A plane carrying a pilot and 11 passengers planning to spend a sunny afternoon skydiving crashed in Missouri, killing all aboard, authorities said.
The Missouri State Highway Patrol said in a statement that troopers were at the crash site, assisting the Butler Police Department & Bates County Sheriff’s Office. The crash occurred near the Butler Memorial Airport. The small town of Butler has a population of around 4300 people and is roughly 105km south of Kansas City.
Missouri Highway Patrol Sgt. Justin Ewing said the plane was taking people up to skydive.

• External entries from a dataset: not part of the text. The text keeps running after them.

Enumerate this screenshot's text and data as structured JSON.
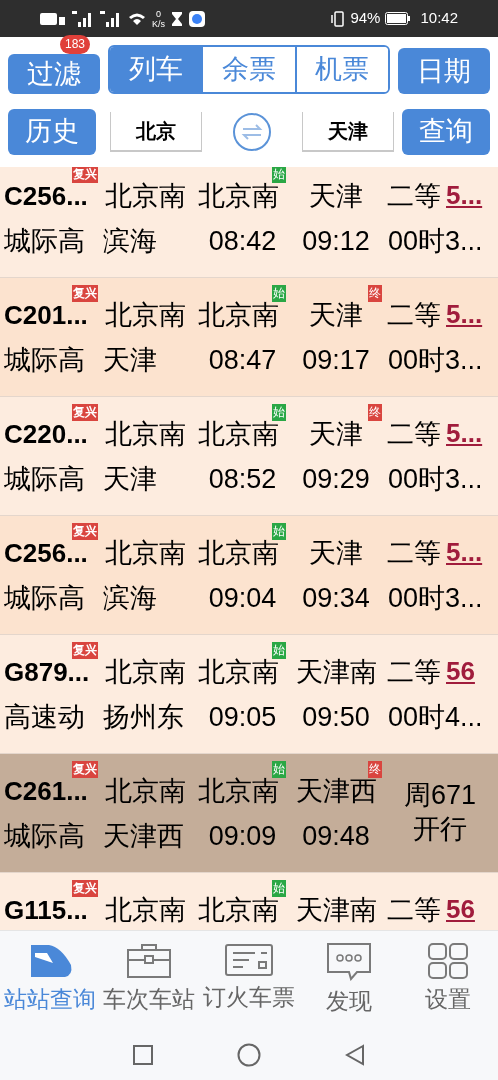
{
  "status_bar": {
    "speed": "0",
    "speed_unit": "K/s",
    "battery": "94%",
    "time": "10:42"
  },
  "toolbar": {
    "filter_button": "过滤",
    "filter_badge": "183",
    "segments": [
      {
        "label": "列车",
        "selected": true
      },
      {
        "label": "余票",
        "selected": false
      },
      {
        "label": "机票",
        "selected": false
      }
    ],
    "date_button": "日期"
  },
  "search": {
    "history_button": "历史",
    "from": "北京",
    "to": "天津",
    "query_button": "查询"
  },
  "trains": [
    {
      "kind": "seat",
      "selected": false,
      "number": "C256...",
      "badge": "复兴",
      "from": "北京南",
      "origin": "北京南",
      "origin_badge": "始",
      "to": "天津",
      "seat": "二等",
      "price": "5...",
      "type": "城际高",
      "terminal": "滨海",
      "depart": "08:42",
      "arrive": "09:12",
      "duration": "00时3..."
    },
    {
      "kind": "seat",
      "selected": false,
      "number": "C201...",
      "badge": "复兴",
      "from": "北京南",
      "origin": "北京南",
      "origin_badge": "始",
      "to": "天津",
      "to_badge": "终",
      "seat": "二等",
      "price": "5...",
      "type": "城际高",
      "terminal": "天津",
      "depart": "08:47",
      "arrive": "09:17",
      "duration": "00时3..."
    },
    {
      "kind": "seat",
      "selected": false,
      "number": "C220...",
      "badge": "复兴",
      "from": "北京南",
      "origin": "北京南",
      "origin_badge": "始",
      "to": "天津",
      "to_badge": "终",
      "seat": "二等",
      "price": "5...",
      "type": "城际高",
      "terminal": "天津",
      "depart": "08:52",
      "arrive": "09:29",
      "duration": "00时3..."
    },
    {
      "kind": "seat",
      "selected": false,
      "number": "C256...",
      "badge": "复兴",
      "from": "北京南",
      "origin": "北京南",
      "origin_badge": "始",
      "to": "天津",
      "seat": "二等",
      "price": "5...",
      "type": "城际高",
      "terminal": "滨海",
      "depart": "09:04",
      "arrive": "09:34",
      "duration": "00时3..."
    },
    {
      "kind": "seat",
      "selected": false,
      "number": "G879...",
      "badge": "复兴",
      "from": "北京南",
      "origin": "北京南",
      "origin_badge": "始",
      "to": "天津南",
      "seat": "二等",
      "price": "56",
      "type": "高速动",
      "terminal": "扬州东",
      "depart": "09:05",
      "arrive": "09:50",
      "duration": "00时4..."
    },
    {
      "kind": "notice",
      "selected": true,
      "number": "C261...",
      "badge": "复兴",
      "from": "北京南",
      "origin": "北京南",
      "origin_badge": "始",
      "to": "天津西",
      "to_badge": "终",
      "notice": [
        "周671",
        "开行"
      ],
      "type": "城际高",
      "terminal": "天津西",
      "depart": "09:09",
      "arrive": "09:48"
    },
    {
      "kind": "seat",
      "selected": false,
      "number": "G115...",
      "badge": "复兴",
      "from": "北京南",
      "origin": "北京南",
      "origin_badge": "始",
      "to": "天津南",
      "seat": "二等",
      "price": "56"
    }
  ],
  "tab_bar": [
    {
      "label": "站站查询",
      "selected": true
    },
    {
      "label": "车次车站",
      "selected": false
    },
    {
      "label": "订火车票",
      "selected": false
    },
    {
      "label": "发现",
      "selected": false
    },
    {
      "label": "设置",
      "selected": false
    }
  ]
}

Emergency responders got a call that a plane was down and engulfed in flames around 11.30am Sunday (local time), he said.
"It landed in a field adjacent to the airport, but I think they’re shutting down the roadway just as a precaution," Ewing said.
A heap of blue and silver mangled metal lay in the grass near the airport with a massive line-up of emergency vehicles on the street beside it.
Teams from the National Transportation Safety Board and Federal Aviation Administration were en route to the crash site Sunday afternoon to investigate, according to the Missouri State Patrol.
The private plane, designed and manufactured by a New Zealand company, was operated by Skydive Kansas City, said Dennis Jacobs, the acting airport manager and Bates County Emergency Management Agency director.
"It had just taken off and made a left turn" before the crash, Jacobs said. "In my opinion I think it was losing power, and he was trying to make it over to the highway and land, and he stalled and went down nose first and caught fire".
Emergency responders were able to put out the fire shortly after the crash, Jacobs said, calling the scene "brutal".
First responders have checked the area under the flight path and did not find anyone who might have tried to jump out before the crash, Jacobs said.
The crash involved a single-engine turboprop Pacific Aerospace 750XL that is popular for skydiving because the nine seats in the back can be easily removed to clear the space for jumpers. The New Zealand-based company that makes these planes, NZAero, says the 750XL can take off and land in less than 800 feet, and carry a load of more than 1814 kilogramseven in hot conditions which make it more difficult to get airborne.
The 750XL is also certified to be operated by a single pilot. The plane that crashed was manufactured in 2010, according to FAA records.
The small airport serves around 30 aircraft, all privately owned, including crop dusting companies and sky dive operators, Ewing said.
Sky diving companies operate in the region eight or nine months a year, with the season usually starting in late March or early April and lasting into October or November. Someone answering the phone at Skydive Kansas City declined to speak to a reporter from The Associated Press.
It's not yet known what factors may have contributed to the crash or caused it, Ewing said, and those details will be part of the investigation carried out by NTSB officials.
Aviation safety expert Jeff Guzzetti said that poor maintenance has been a factor in a number of previous skydiving plane crashes because these companies are not held to a high standard under FAA rules. Guzzetti said skydiving companies are governed by the same rules any private plane owner has to follow and not the more stringent rules that charter flight operators and airlines adhere to.
“There’s been a whole history of skydiving accidents for inadequate maintenance and deficient safety culture,” said Guzzetti who used to be a crash investigator for both the NTSB and FAA.